Right now, I am in Germany. It is the polar opposite to the sort of touring I was doing a couple of years ago. We have hotels included and breakfast and dinner and a tour manager and I’m sitting on my laptop writing this in the back of the car. When we get to the venues they offer us cheese plates and rolls and a pot of coffee and breakfast in the morning. A lot of the venues in the States give you an eye roll and point to the busted P.A. in the back of an empty bar.

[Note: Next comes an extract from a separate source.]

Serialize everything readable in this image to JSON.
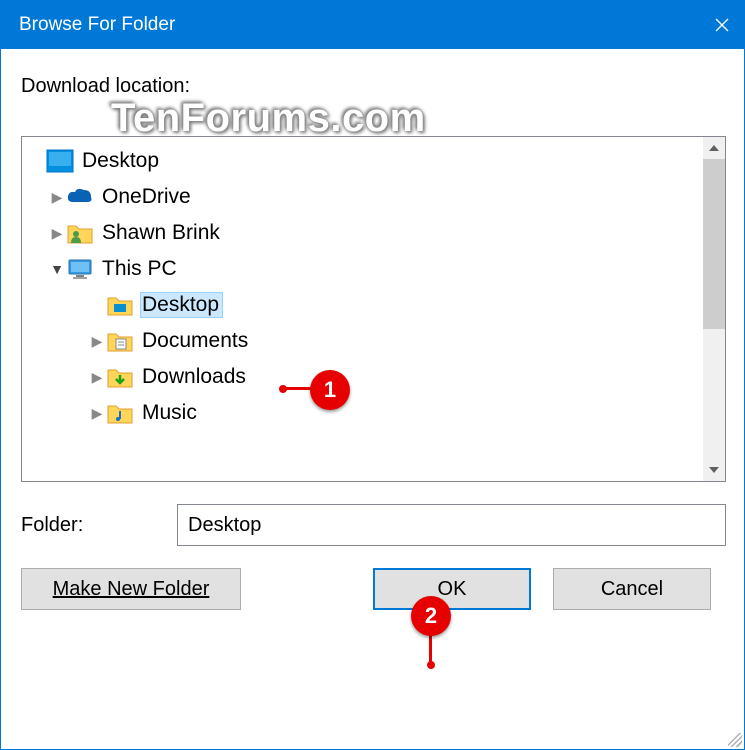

In closing, Sometimes the worst things end up being the things you have the fondest memories of. Everything happens for a reason and you never know what is good and what is bad. Difficult circumstances can lead to great ones. Pain creates change. Appreciate every moment because in the blink of an eye you might be dead. Anyways if you give me another week I can probably think of some more or some other weird thing will happen, but for the readers sake I will cut this essay short. The names have been changed. Remember what you heard here not what you saw and remember the first rule of Fight Club. Peace out.